The Pew Research Center just released a new report on the rise of e-reading. Commentary on the report has noted connections with the digital divide and the ever-present dominance of Amazon in the ebook market.
You can see highlights of the recent study at digitalbookworld.com and librarianbyday.net. (Librarian by Day Bobbi Newman was on the advisory board for the research.) Previous reports focussed on ownership of ereader devices; this report was on reading habits.
One in five Americans (21%) have read an ebook in the last year. But even more (22%) had not read any books in the previous year or did not answer the question.
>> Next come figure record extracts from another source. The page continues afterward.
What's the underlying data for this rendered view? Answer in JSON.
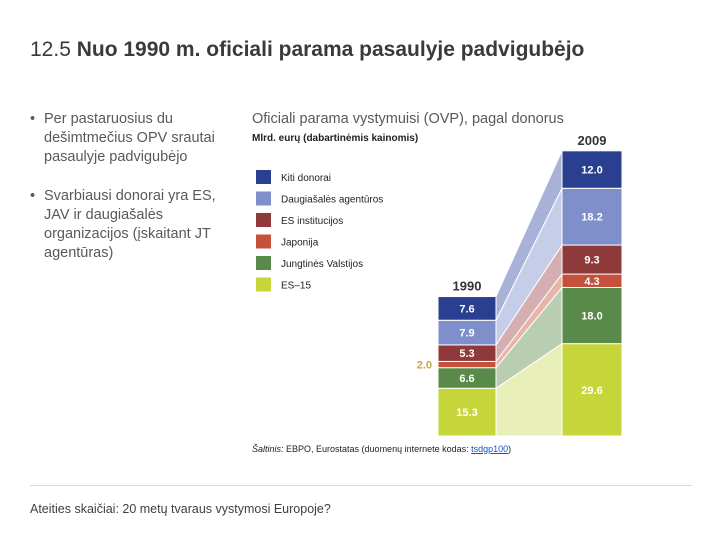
{
  "slide": {
    "title_number": "12.5",
    "title_text": "Nuo 1990 m. oficiali parama pasaulyje padvigubėjo",
    "bullets": [
      "Per pastaruosius du dešimtmečius OPV srautai pasaulyje padvigubėjo",
      "Svarbiausi donorai yra ES, JAV ir daugiašalės organizacijos (įskaitant JT agentūras)"
    ],
    "footer": "Ateities skaičiai: 20 metų tvaraus vystymosi Europoje?"
  },
  "chart_data": {
    "type": "bar",
    "stacked": true,
    "title": "Oficiali parama vystymuisi (OVP), pagal donorus",
    "ylabel": "Mlrd. eurų (dabartinėmis kainomis)",
    "categories": [
      "1990",
      "2009"
    ],
    "legend_position": "left",
    "series": [
      {
        "name": "ES–15",
        "values": [
          15.3,
          29.6
        ],
        "color": "#c6d63a",
        "area_color": "#e9efb8"
      },
      {
        "name": "Jungtinės Valstijos",
        "values": [
          6.6,
          18.0
        ],
        "color": "#5a8a4a",
        "area_color": "#b9cdb0"
      },
      {
        "name": "Japonija",
        "values": [
          2.0,
          4.3
        ],
        "color": "#c5513a",
        "area_color": "#e6b4a8"
      },
      {
        "name": "ES institucijos",
        "values": [
          5.3,
          9.3
        ],
        "color": "#8e3a3a",
        "area_color": "#d4aeb0"
      },
      {
        "name": "Daugiašalės agentūros",
        "values": [
          7.9,
          18.2
        ],
        "color": "#7f8fca",
        "area_color": "#c6cde9"
      },
      {
        "name": "Kiti donorai",
        "values": [
          7.6,
          12.0
        ],
        "color": "#2a3f8f",
        "area_color": "#a8b2d8"
      }
    ],
    "source_label": "Šaltinis:",
    "source_text": " EBPO, Eurostatas (duomenų internete kodas: ",
    "source_code": "tsdgp100",
    "source_end": ")"
  }
}
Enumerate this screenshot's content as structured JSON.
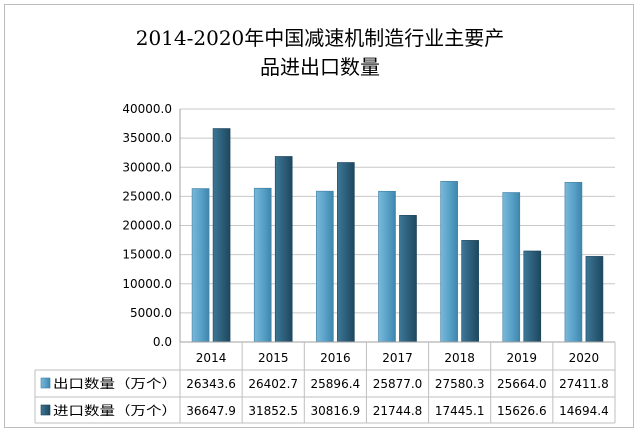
{
  "chart_data": {
    "type": "bar",
    "title": "2014-2020年中国减速机制造行业主要产品进出口数量",
    "title_lines": [
      "2014-2020年中国减速机制造行业主要产",
      "品进出口数量"
    ],
    "categories": [
      "2014",
      "2015",
      "2016",
      "2017",
      "2018",
      "2019",
      "2020"
    ],
    "series": [
      {
        "name": "出口数量（万个）",
        "values": [
          26343.6,
          26402.7,
          25896.4,
          25877.0,
          27580.3,
          25664.0,
          27411.8
        ],
        "value_labels": [
          "26343.6",
          "26402.7",
          "25896.4",
          "25877.0",
          "27580.3",
          "25664.0",
          "27411.8"
        ],
        "color": "#5da5cc"
      },
      {
        "name": "进口数量（万个）",
        "values": [
          36647.9,
          31852.5,
          30816.9,
          21744.8,
          17445.1,
          15626.6,
          14694.4
        ],
        "value_labels": [
          "36647.9",
          "31852.5",
          "30816.9",
          "21744.8",
          "17445.1",
          "15626.6",
          "14694.4"
        ],
        "color": "#2f617d"
      }
    ],
    "ylim": [
      0,
      40000
    ],
    "yticks": [
      0,
      5000,
      10000,
      15000,
      20000,
      25000,
      30000,
      35000,
      40000
    ],
    "ytick_labels": [
      "0.0",
      "5000.0",
      "10000.0",
      "15000.0",
      "20000.0",
      "25000.0",
      "30000.0",
      "35000.0",
      "40000.0"
    ],
    "grid": true,
    "legend": "data-table"
  }
}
Of those that had read ebooks, only 14% said that their most recently read ebook came from the library.
In a a response, the ALA noted the recent rise in ownership of ereader devices and ebook circulation in libraries, but also expressed concern about the gap in education and income levels between people who read ebooks and those who don't -- or those who don't read books at all. College graduates and people with household incomes greater than $75,000 were far more likely to have read an ebook in the last year than non-college graduates or those with lower income. In the growing popularity of ebooks there is a growing digital divide.
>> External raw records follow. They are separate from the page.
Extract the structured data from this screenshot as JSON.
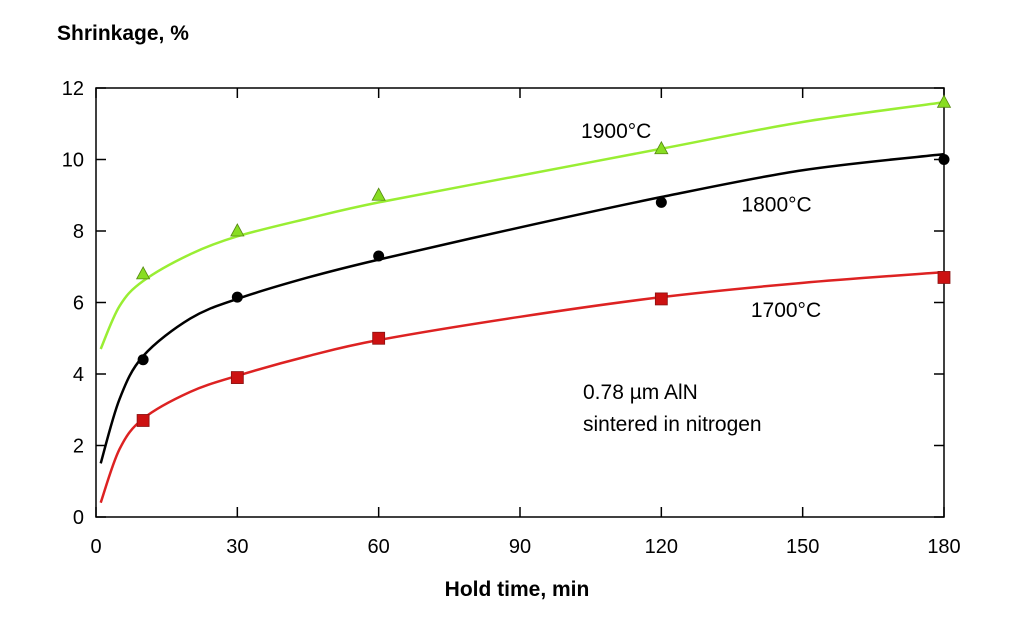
{
  "chart_data": {
    "type": "line",
    "title": "",
    "xlabel": "Hold time, min",
    "ylabel": "Shrinkage, %",
    "xlim": [
      0,
      180
    ],
    "ylim": [
      0,
      12
    ],
    "xticks": [
      0,
      30,
      60,
      90,
      120,
      150,
      180
    ],
    "yticks": [
      0,
      2,
      4,
      6,
      8,
      10,
      12
    ],
    "grid": false,
    "series": [
      {
        "name": "1900°C",
        "color": "#99ee33",
        "marker": "triangle",
        "marker_color": "#88dd22",
        "points": [
          [
            10,
            6.8
          ],
          [
            30,
            8.0
          ],
          [
            60,
            9.0
          ],
          [
            120,
            10.3
          ],
          [
            180,
            11.6
          ]
        ],
        "fit": [
          [
            1,
            4.7
          ],
          [
            5,
            5.9
          ],
          [
            10,
            6.6
          ],
          [
            20,
            7.35
          ],
          [
            30,
            7.85
          ],
          [
            45,
            8.35
          ],
          [
            60,
            8.8
          ],
          [
            90,
            9.55
          ],
          [
            120,
            10.3
          ],
          [
            150,
            11.05
          ],
          [
            180,
            11.6
          ]
        ]
      },
      {
        "name": "1800°C",
        "color": "#000000",
        "marker": "circle",
        "marker_color": "#000000",
        "points": [
          [
            10,
            4.4
          ],
          [
            30,
            6.15
          ],
          [
            60,
            7.3
          ],
          [
            120,
            8.8
          ],
          [
            180,
            10.0
          ]
        ],
        "fit": [
          [
            1,
            1.5
          ],
          [
            5,
            3.3
          ],
          [
            10,
            4.5
          ],
          [
            20,
            5.55
          ],
          [
            30,
            6.1
          ],
          [
            45,
            6.7
          ],
          [
            60,
            7.2
          ],
          [
            90,
            8.1
          ],
          [
            120,
            8.95
          ],
          [
            150,
            9.7
          ],
          [
            180,
            10.15
          ]
        ]
      },
      {
        "name": "1700°C",
        "color": "#dd2222",
        "marker": "square",
        "marker_color": "#cc1111",
        "points": [
          [
            10,
            2.7
          ],
          [
            30,
            3.9
          ],
          [
            60,
            5.0
          ],
          [
            120,
            6.1
          ],
          [
            180,
            6.7
          ]
        ],
        "fit": [
          [
            1,
            0.4
          ],
          [
            5,
            1.9
          ],
          [
            10,
            2.75
          ],
          [
            20,
            3.5
          ],
          [
            30,
            3.95
          ],
          [
            45,
            4.5
          ],
          [
            60,
            4.95
          ],
          [
            90,
            5.6
          ],
          [
            120,
            6.15
          ],
          [
            150,
            6.55
          ],
          [
            180,
            6.85
          ]
        ]
      }
    ],
    "annotations": [
      "0.78 µm AlN",
      "sintered in nitrogen"
    ]
  }
}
Another reaction, at thefutureofpublishing.com, examines Amazon's share of the ebook market and the large percentage of ebooks that are only available for the Kindle. Thad McIlroy checked a representative large public library for the top 13 Amazon best-selling ebook titles and found that only 2 of them were available in any format, and none of them were available as ebooks. (McIlroy criticizes Overdrive, but the publishers probably play a role here as well.) To read these best-sellers, you have to buy them; and to read them as ebooks you have to buy them from Amazon on a Kindle.
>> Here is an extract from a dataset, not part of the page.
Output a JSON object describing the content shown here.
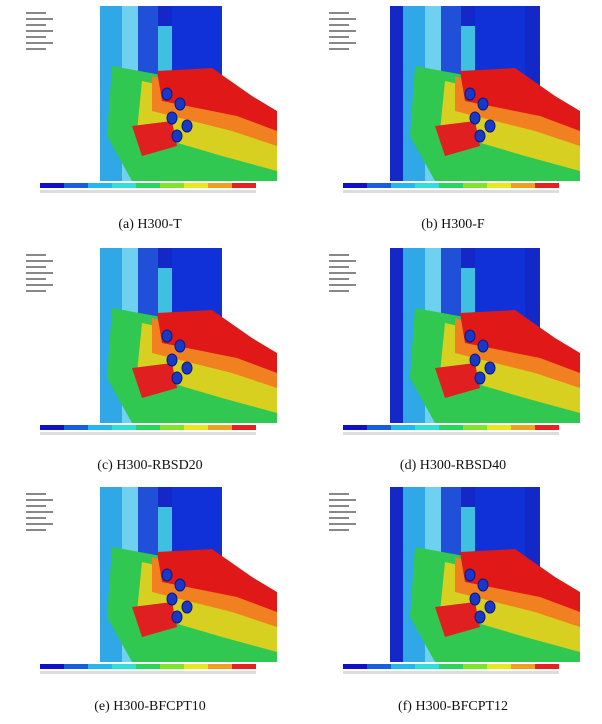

I'd like to bring out another point that hasn't been mentioned often: when people purchase print books, they share them with friends and family members, but when they purchase ebooks, friends and family members are more likely to have to purchase separate copies for themselves. This happened in my own household last week. I discovered that my husband had purchased the Hunger Games books for the Kindle app on his iPad. I had been waiting for those books to be available from the library. If he had bought them in print I could have easily borrowed his copies, but borrowing his iPad strikes me the same as borrowing a toothbrush; it's a personal device. I'm still debating whether to break down and buy the series in another format.